Each year I get to speak to hundreds of mentors and mentees participating in professional association mentoring programs. I keep a running list of my top 10 mentoring tips to get these programs off to a good start. I hope you find them helpful!
1. Define Success. Mentors are there for a reason, a season or a lifetime. Whether you create a mentoring relationship on your own or go through a formal program, understand where this relationship is likely headed. Set initial expectations around the purpose and duration of the relationship. As you start this mentoring relationship, keep in mind where you want to be at the end of the year and at the end of your career. Then ask youself this question: When we are finished, if this has been a successful mentoring relationship, how will I know? What will have happened? What will I have learned? Experienced? The answers to these questions are the true North on the mentoring compass.
2. Commit. When I speak to groups about mentoring, I repeat a story told to me by one of my mentors about a bacon and egg breakfast. There is a huge difference between the attitude of the chicken and that of the egg. Yes, the chicken is involved in the breakfast. But, the pig is truly committed. Committing to a mentoring relationship means agreeing on regular times to meet and then keeping them. My advice to would-be mentors: Your commitment to showing up and being active with your mentee sends a strong message. If the message is going to be, "you are not important enough to work into my schedule," then do the honorable thing....don't take it on. If your circumstances change, let your mentee know that. Find others who can fill in and keep your mentee updated as to when you will be back in the picture.
3. Confidentiality. Talk about your expectations of confidentiality. For example, will your conversations be confidential? Is it ok to share the mentor's advice with others?
4. Connect Between Meetings. How often is it ok to contact your mentor? What are his or her preferences for contact between meetings? Does she prefer you to call her, email her or stop by her office?
5. Treat Each Other Like You Would Your Best Client. Many mentors tell me that they aren't quite sure about what to say, how to be helpful or how to connect with someone younger or of a different culture. I suggest they treat their mentee as they would their best client. I tell mentees to do the same. Mentors are human. They need to know that their efforts are appreciated. And if you can help your mentor, that's even better. I mentor many law students and lawyers. When one writes a note, sends me an ariticle or refers me a client, I am grateful. I've interviewed some great law firm partner mentors and asked them, "Why do you choose to invest more time in a particular associate?" Invariably they answer that they invest in the associate who gives back, listens and uses advice, is considerate of the mentor's time, volunteers to help with work and with nonbillable projects, and generally looks for ways to make the relationship recipricol. A positive attitude and appreciation also go a long way.

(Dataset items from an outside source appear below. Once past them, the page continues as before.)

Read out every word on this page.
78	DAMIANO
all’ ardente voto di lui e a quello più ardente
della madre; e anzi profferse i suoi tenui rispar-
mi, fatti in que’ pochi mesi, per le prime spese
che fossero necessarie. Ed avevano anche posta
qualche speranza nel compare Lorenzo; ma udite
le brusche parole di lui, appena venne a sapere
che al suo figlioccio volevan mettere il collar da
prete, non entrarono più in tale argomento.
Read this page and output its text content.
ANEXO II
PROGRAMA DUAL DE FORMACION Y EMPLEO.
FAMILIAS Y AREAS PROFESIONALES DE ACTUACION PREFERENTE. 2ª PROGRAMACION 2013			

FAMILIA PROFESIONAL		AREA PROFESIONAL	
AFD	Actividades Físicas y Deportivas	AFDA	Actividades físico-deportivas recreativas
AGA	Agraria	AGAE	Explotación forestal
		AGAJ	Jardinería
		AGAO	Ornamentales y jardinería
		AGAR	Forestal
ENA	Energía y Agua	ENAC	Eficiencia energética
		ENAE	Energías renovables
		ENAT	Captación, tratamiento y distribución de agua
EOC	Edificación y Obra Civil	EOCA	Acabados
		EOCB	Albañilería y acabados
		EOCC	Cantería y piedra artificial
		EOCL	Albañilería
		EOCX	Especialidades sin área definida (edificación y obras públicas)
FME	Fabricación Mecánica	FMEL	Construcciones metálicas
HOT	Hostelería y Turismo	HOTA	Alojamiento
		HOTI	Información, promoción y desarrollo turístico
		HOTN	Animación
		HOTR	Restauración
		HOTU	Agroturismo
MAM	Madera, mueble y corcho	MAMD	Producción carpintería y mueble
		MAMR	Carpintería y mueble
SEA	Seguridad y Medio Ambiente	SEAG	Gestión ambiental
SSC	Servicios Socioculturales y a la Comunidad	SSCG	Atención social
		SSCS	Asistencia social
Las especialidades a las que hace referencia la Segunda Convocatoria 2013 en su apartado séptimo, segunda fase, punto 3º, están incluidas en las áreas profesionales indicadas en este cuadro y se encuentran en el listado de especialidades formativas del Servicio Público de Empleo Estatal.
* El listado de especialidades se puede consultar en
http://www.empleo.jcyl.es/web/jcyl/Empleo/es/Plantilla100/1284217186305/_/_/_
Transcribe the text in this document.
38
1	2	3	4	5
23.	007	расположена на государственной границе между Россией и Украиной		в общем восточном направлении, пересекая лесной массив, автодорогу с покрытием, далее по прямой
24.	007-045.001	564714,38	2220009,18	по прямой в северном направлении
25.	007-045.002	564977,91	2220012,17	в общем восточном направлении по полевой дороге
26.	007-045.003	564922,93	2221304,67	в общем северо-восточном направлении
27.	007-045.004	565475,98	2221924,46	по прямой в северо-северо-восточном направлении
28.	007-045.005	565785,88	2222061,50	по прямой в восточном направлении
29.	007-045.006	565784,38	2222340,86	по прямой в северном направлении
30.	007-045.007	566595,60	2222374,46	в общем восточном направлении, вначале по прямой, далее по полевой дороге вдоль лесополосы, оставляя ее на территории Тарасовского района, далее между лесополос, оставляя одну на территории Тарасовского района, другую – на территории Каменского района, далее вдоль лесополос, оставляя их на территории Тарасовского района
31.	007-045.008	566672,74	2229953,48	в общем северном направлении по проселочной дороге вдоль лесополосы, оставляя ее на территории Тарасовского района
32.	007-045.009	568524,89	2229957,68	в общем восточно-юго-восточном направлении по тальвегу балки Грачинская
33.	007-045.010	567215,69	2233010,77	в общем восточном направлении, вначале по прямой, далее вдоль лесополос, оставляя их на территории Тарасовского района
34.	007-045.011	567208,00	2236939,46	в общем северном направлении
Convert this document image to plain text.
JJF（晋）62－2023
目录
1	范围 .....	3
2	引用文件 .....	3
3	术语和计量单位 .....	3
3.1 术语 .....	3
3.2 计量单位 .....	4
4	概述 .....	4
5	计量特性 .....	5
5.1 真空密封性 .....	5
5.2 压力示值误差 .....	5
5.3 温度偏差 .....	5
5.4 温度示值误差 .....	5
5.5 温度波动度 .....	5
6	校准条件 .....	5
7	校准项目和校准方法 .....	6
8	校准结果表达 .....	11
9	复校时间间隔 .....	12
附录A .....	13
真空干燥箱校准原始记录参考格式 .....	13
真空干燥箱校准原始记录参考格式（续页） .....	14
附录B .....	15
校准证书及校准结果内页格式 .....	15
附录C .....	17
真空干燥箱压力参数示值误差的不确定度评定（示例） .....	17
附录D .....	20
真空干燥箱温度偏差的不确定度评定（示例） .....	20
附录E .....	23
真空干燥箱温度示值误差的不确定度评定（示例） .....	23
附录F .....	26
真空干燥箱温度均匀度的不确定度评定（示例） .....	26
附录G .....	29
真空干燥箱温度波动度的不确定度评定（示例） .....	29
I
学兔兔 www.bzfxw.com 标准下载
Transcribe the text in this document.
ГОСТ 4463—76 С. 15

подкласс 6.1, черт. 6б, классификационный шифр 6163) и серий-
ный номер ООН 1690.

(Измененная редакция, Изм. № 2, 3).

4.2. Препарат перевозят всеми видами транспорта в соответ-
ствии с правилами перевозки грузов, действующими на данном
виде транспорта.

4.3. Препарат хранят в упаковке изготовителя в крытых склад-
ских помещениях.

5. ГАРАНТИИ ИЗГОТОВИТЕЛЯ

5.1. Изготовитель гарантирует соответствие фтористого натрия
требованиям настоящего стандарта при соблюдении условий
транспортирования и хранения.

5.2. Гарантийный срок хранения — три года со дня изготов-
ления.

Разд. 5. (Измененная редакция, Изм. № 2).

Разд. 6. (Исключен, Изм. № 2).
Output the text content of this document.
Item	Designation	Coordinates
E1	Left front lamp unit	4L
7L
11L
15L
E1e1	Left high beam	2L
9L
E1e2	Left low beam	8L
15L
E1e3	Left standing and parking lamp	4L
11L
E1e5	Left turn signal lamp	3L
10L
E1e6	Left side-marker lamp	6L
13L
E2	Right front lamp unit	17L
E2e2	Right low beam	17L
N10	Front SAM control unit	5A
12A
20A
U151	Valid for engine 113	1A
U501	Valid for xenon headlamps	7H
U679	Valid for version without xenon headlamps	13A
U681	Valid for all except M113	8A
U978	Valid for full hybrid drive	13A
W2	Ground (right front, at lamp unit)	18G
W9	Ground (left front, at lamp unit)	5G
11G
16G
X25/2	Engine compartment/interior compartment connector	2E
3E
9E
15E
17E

6. Set Goals. Mentees need to set goals. Mentors can advise in this regard, but ultimately, it's your life. No one else can set your course for you. Mentors can provide you with a compass and a map. They cannot tell you where you want to go.
7. Tell Stories. Lawyers are natural storytellers. Mentors who share stories, especially stories that show how they made mistakes and lived to be successful, help mentees to see more clearly the path ahead and to feel more confident when they stumble.
8. Show. Don't Always Just Tell. Look for opportunites for mentees to observe mentors in action... in the courtroom, in business development and in transactions.
9. Keep Showing Up. Mentoring relationships develop over time. Not every encounter will result in a flash of insight. If you stick with it, you will look back over time and appreciate the richness of the experience.
10. Carry it Forward. Everytime I mentor a young lawyer, business or nonprofit leader, I think about my own mentors and how I am passing on their legacy. It's never too early to mentor someone who is coming up behind you. They will appreciate it and it will help you understand your mentor's perspectives better.
If you are fortunate, you will always be a mentor and you will always have one.